The subdued reaction from Pakistan’s most radical groups — at least for now — may reflect the eroded resonance of bin Laden’s message and the disarray of Pakistani militant groups, whose attacks have slowed in recent months, analysts said.
In interviews, members of Pakistani extremist organizations also seemed to express confusion: Some said they did not believe bin Laden had died. More said they did, but that they were still in mourning — and calculating their response.
“Everybody in the organization is in a state of shock,” said one 27-year-old member of a banned militant group. “Nothing will be done in haste.”
Despite the muted response, security officials said it was hardly time to relax. An online posting attributed to al-Qaeda on Friday confirmed bin Laden’s death and vowed retaliation. It also called specifically upon Pakistanis to “rise up and revolt to cleanse this shame that has been attached to them by a clique of traitors and thieves.”
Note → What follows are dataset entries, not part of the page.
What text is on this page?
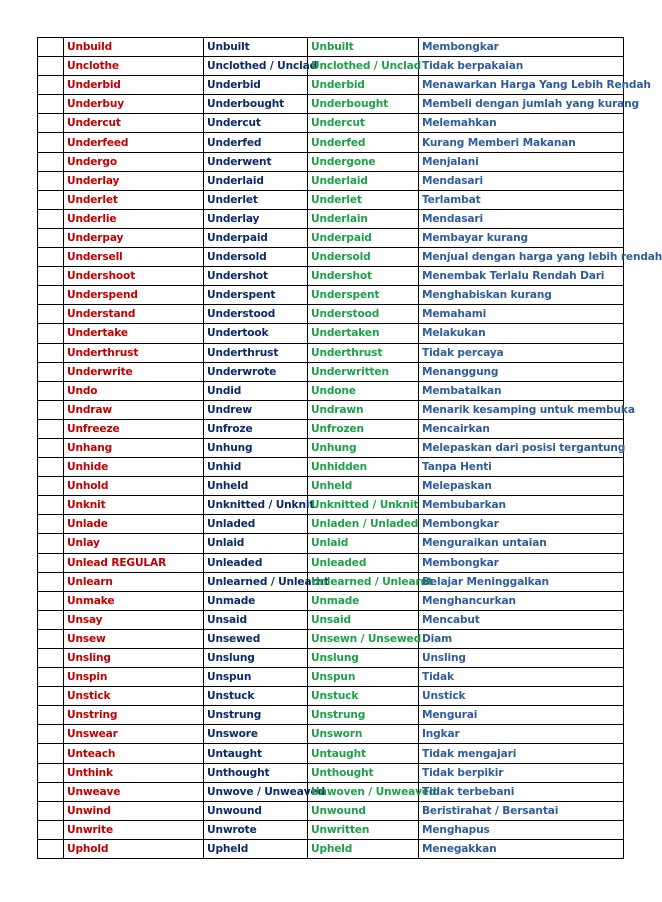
	Unbuild	Unbuilt	Unbuilt	Membongkar
	Unclothe	Unclothed / Unclad	Unclothed / Unclad	Tidak berpakaian
	Underbid	Underbid	Underbid	Menawarkan Harga Yang Lebih Rendah
	Underbuy	Underbought	Underbought	Membeli dengan jumlah yang kurang
	Undercut	Undercut	Undercut	Melemahkan
	Underfeed	Underfed	Underfed	Kurang Memberi Makanan
	Undergo	Underwent	Undergone	Menjalani
	Underlay	Underlaid	Underlaid	Mendasari
	Underlet	Underlet	Underlet	Terlambat
	Underlie	Underlay	Underlain	Mendasari
	Underpay	Underpaid	Underpaid	Membayar kurang
	Undersell	Undersold	Undersold	Menjual dengan harga yang lebih rendah
	Undershoot	Undershot	Undershot	Menembak Terlalu Rendah Dari
	Underspend	Underspent	Underspent	Menghabiskan kurang
	Understand	Understood	Understood	Memahami
	Undertake	Undertook	Undertaken	Melakukan
	Underthrust	Underthrust	Underthrust	Tidak percaya
	Underwrite	Underwrote	Underwritten	Menanggung
	Undo	Undid	Undone	Membatalkan
	Undraw	Undrew	Undrawn	Menarik kesamping untuk membuka
	Unfreeze	Unfroze	Unfrozen	Mencairkan
	Unhang	Unhung	Unhung	Melepaskan dari posisi tergantung
	Unhide	Unhid	Unhidden	Tanpa Henti
	Unhold	Unheld	Unheld	Melepaskan
	Unknit	Unknitted / Unknit	Unknitted / Unknit	Membubarkan
	Unlade	Unladed	Unladen / Unladed	Membongkar
	Unlay	Unlaid	Unlaid	Menguraikan untaian
	Unlead REGULAR	Unleaded	Unleaded	Membongkar
	Unlearn	Unlearned / Unlearnt	Unlearned / Unlearnt	Belajar Meninggalkan
	Unmake	Unmade	Unmade	Menghancurkan
	Unsay	Unsaid	Unsaid	Mencabut
	Unsew	Unsewed	Unsewn / Unsewed	Diam
	Unsling	Unslung	Unslung	Unsling
	Unspin	Unspun	Unspun	Tidak
	Unstick	Unstuck	Unstuck	Unstick
	Unstring	Unstrung	Unstrung	Mengurai
	Unswear	Unswore	Unsworn	Ingkar
	Unteach	Untaught	Untaught	Tidak mengajari
	Unthink	Unthought	Unthought	Tidak berpikir
	Unweave	Unwove / Unweaved	Unwoven / Unweaved	Tidak terbebani
	Unwind	Unwound	Unwound	Beristirahat / Bersantai
	Unwrite	Unwrote	Unwritten	Menghapus
	Uphold	Upheld	Upheld	Menegakkan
Several of Pakistan’s prominent militant groups, including the Pakistani Taliban and various sectarian organizations, have long-standing ties to al-Qaeda. Intelligence officials said the Pakistani army had pointedly distanced itself from the U.S. raid this week in part to discourage an insurgent backlash.
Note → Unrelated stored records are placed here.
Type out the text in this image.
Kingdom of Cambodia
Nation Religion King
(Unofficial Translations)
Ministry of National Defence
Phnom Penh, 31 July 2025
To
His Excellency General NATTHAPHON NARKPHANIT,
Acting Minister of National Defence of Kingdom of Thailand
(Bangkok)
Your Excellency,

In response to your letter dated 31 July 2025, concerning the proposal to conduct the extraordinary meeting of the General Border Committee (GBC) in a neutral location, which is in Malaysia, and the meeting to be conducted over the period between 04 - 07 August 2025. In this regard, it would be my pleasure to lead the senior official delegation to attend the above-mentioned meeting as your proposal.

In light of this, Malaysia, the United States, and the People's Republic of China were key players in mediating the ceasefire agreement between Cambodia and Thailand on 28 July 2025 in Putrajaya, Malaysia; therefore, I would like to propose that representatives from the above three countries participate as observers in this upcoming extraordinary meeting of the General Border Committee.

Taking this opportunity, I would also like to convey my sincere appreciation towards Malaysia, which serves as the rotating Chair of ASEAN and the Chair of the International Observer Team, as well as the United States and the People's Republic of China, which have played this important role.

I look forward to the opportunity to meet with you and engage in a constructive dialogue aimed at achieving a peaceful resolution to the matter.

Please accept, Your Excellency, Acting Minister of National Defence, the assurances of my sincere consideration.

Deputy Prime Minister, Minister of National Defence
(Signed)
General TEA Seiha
A senior police official in Lahore, the capital of a province that is the base of several banned jihadist outfits, said authorities expected strikes within two weeks.
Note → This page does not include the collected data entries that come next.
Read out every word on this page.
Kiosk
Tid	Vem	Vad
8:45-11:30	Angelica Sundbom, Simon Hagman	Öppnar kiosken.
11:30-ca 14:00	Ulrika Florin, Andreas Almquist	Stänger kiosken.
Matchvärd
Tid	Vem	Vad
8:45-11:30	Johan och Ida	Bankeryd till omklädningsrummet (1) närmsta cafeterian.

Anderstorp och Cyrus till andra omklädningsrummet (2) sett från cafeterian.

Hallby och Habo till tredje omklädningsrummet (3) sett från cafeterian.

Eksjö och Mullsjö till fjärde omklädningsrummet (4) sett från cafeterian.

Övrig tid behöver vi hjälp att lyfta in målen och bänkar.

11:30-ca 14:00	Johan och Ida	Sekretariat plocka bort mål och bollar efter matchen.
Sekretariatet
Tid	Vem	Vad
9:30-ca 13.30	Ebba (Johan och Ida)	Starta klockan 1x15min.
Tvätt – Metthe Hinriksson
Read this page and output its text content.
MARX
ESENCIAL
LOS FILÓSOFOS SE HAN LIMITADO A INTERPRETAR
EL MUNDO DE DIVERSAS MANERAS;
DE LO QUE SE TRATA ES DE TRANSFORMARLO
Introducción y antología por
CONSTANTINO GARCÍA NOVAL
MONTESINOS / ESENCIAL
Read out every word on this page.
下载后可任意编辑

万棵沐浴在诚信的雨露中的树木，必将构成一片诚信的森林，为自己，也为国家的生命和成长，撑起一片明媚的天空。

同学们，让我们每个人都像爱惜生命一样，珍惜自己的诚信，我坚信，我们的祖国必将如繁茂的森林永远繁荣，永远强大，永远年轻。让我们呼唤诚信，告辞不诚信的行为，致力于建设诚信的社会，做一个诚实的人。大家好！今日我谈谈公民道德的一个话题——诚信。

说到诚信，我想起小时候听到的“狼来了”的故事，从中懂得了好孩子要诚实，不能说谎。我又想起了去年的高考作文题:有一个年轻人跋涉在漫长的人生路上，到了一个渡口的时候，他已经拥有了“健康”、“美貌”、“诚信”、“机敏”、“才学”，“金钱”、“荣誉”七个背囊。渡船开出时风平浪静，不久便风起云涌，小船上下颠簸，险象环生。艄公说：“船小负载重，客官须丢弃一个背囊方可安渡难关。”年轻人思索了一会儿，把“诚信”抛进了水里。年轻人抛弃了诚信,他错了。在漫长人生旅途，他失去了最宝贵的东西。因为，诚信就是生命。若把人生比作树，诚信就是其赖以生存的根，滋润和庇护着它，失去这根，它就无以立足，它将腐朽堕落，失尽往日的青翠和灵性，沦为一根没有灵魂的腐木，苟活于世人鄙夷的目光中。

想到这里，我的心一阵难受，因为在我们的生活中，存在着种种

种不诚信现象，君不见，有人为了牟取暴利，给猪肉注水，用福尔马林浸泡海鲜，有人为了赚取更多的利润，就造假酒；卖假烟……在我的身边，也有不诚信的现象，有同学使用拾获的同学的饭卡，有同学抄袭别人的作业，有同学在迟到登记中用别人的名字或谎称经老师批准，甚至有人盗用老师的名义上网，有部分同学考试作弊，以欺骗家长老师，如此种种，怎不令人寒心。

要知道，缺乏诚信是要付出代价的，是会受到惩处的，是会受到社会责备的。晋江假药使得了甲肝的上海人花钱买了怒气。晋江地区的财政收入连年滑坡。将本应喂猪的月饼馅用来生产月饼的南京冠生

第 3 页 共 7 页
“They are wise enough to just hold on,” the police official said. “Then they will respond, once all the security apparatus becomes complacent.”
That is what the groups have warned. The day of the killing, the Pakistani Taliban, which focuses its attacks on the Pakistani state, threatened that it would soon lash out.
A pro-Taliban weekly newspaper, published in the northwestern city of Peshawar on Friday, asserted that bin Laden’s followers had restricted their attacks to “protect” their leader, but that “now they are free with full revenge.”
“This is the beginning. We will take the revenge from both Pakistan and the United States,” one Taliban fighter said by telephone from North Waziristan, a mountainous border area where a stewpot of militant groups, including al-Qaeda, have bases. On Friday, a suspected CIA drone strike hit North Waziristan, killing 13, Pakistani media reported.